Y así, en la misma estela, cuatro años después, en su Mundial, o mejor dicho, el de Italia, la de los demás y no de ellos, se presentó un escenario inesperado, de cine.

Argentina e Italia se cruzaron en las semifinales. ¿El epicentro? Nápoles. Y empezaron las campañas políticas para que la ciudad del sur apoyara a su país. Esfuerzos inútiles: el estadio San Paolo fue una caldera y apoyó a la nación de Maradona.

Empate 1-1 en los 120 minutos, penales. Goycoechea atajó dos y Diego acomodó la pelota y se paró a cobrar el definitivo: la mandó al fondo y eliminó a esa Italia racista de su propio mundial. Un guion que es considerado como uno de los sucesos más pintorescos en la historia del deporte. El día en que Diego partió Italia en dos.

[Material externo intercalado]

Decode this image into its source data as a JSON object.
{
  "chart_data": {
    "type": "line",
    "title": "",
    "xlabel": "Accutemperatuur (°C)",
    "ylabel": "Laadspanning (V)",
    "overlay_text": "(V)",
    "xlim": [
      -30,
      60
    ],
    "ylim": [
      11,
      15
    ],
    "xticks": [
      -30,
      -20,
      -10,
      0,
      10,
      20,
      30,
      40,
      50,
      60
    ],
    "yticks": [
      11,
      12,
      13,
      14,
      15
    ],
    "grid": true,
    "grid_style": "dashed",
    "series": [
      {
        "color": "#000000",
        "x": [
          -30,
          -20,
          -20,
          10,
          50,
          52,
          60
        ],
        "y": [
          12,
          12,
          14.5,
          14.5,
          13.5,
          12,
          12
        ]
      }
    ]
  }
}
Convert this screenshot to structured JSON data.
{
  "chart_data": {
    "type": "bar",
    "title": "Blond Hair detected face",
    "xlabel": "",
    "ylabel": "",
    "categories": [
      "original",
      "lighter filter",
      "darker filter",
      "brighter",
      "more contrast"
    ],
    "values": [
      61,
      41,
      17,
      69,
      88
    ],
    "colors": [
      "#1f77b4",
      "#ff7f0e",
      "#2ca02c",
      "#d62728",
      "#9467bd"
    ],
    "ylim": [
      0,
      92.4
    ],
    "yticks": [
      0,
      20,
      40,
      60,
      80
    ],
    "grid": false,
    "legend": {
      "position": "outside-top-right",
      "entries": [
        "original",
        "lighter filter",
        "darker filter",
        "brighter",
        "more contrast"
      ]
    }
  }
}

El último capítulo tuvo lugar cuatro días después en la final en el estadio Olímpico de Roma. Se la cobraron: chiflidos ensordecedores en los himnos de Argentina. Y el recordado: "¡Hijos de puta, hijos de puta!", de Maradona cuando lo enfocaron las cámaras. Con un penal discutido, los germanos ganaron 1-0 y se consagraron campeones mundiales. Uno de los golpes más duros de la carrera del astro argentino, que nunca volvió a ver a Italia con los mismos ojos. Y él tampoco volvió a ser el mismo: el desorden volvió a ser el estado autoritario de su vida.

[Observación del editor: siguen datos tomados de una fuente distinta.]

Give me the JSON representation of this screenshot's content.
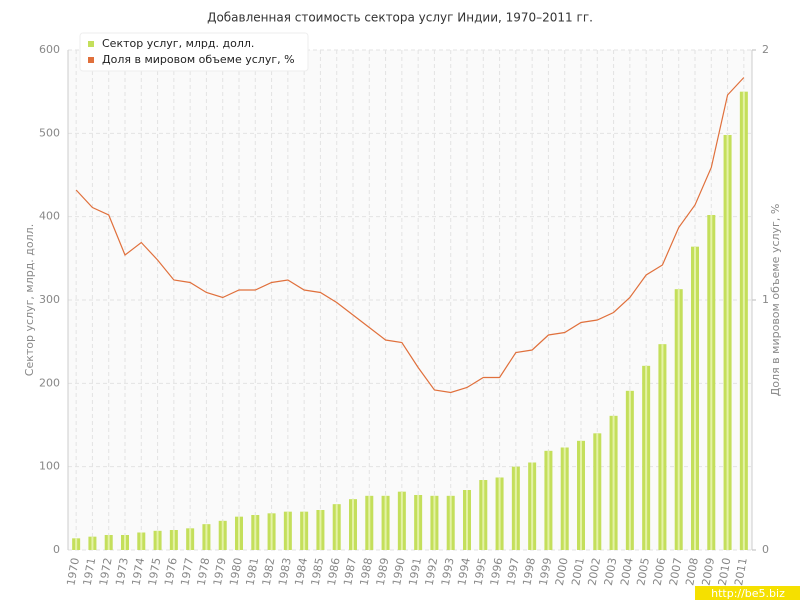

El 17 de marzo de 1995, por la fecha 25 de la Serie A, dio positivo por cocaína. Otra sanción: 15 meses. A media noche se sentó en su convertible y se fue para siempre, físicamente. Aterrizó en Buenos Aires, y dos semanas después de su ostracismo, la policía allanó su apartamento. Todos saben lo que encontraron. Fue detenido, pagó una fianza de 20 mil pesos y tuvo que someterse a un tratamiento de rehabilitación. La historia de Diego con Nápoles, su ciudad, llegó a su punto final.

En los papeles quedaron los 115 goles y 77 asistencias que repartió en 259 partidos. O los dos títulos de Serie A (1987 y 1990). O la Europa League que ganó en 1989. O incluso la Copa de Italia 1987 y la Supercopa de Italia 1990 que agregó a su palmarés con el elenco napolitano.

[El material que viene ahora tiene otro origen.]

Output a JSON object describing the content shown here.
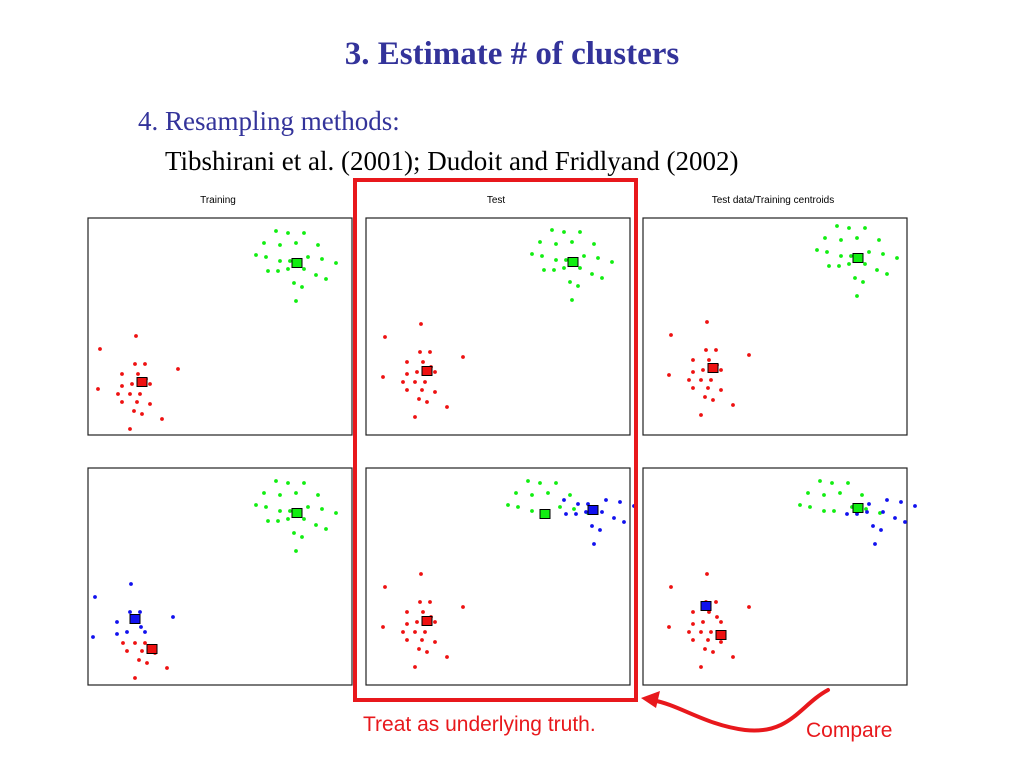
{
  "slide": {
    "title": "3. Estimate # of clusters",
    "subtitle": "4. Resampling methods:",
    "references": "Tibshirani et al. (2001); Dudoit and Fridlyand (2002)"
  },
  "panels": {
    "titles": [
      "Training",
      "Test",
      "Test data/Training centroids"
    ]
  },
  "annotations": {
    "truth_label": "Treat as underlying truth.",
    "compare_label": "Compare"
  },
  "colors": {
    "title": "#33339a",
    "highlight": "#e8181c",
    "cluster_red": "#ee1111",
    "cluster_green": "#11ee11",
    "cluster_blue": "#1111ee"
  },
  "icons": [
    "curved-arrow-icon"
  ]
}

En las calles quedó para siempre: en los murales, en los restaurantes, en las esquinas. Pero sobre todo, en la memoria colectiva de una ciudad que entendió gracias a él que las cosas tenían que cambiar. Esa es la ciudad a la que deberá enfrentar hoy Lionel Messi en el duelo entre Barcelona y Napoli por la ida de los octavos de final de la Champions League, terreno de Diego.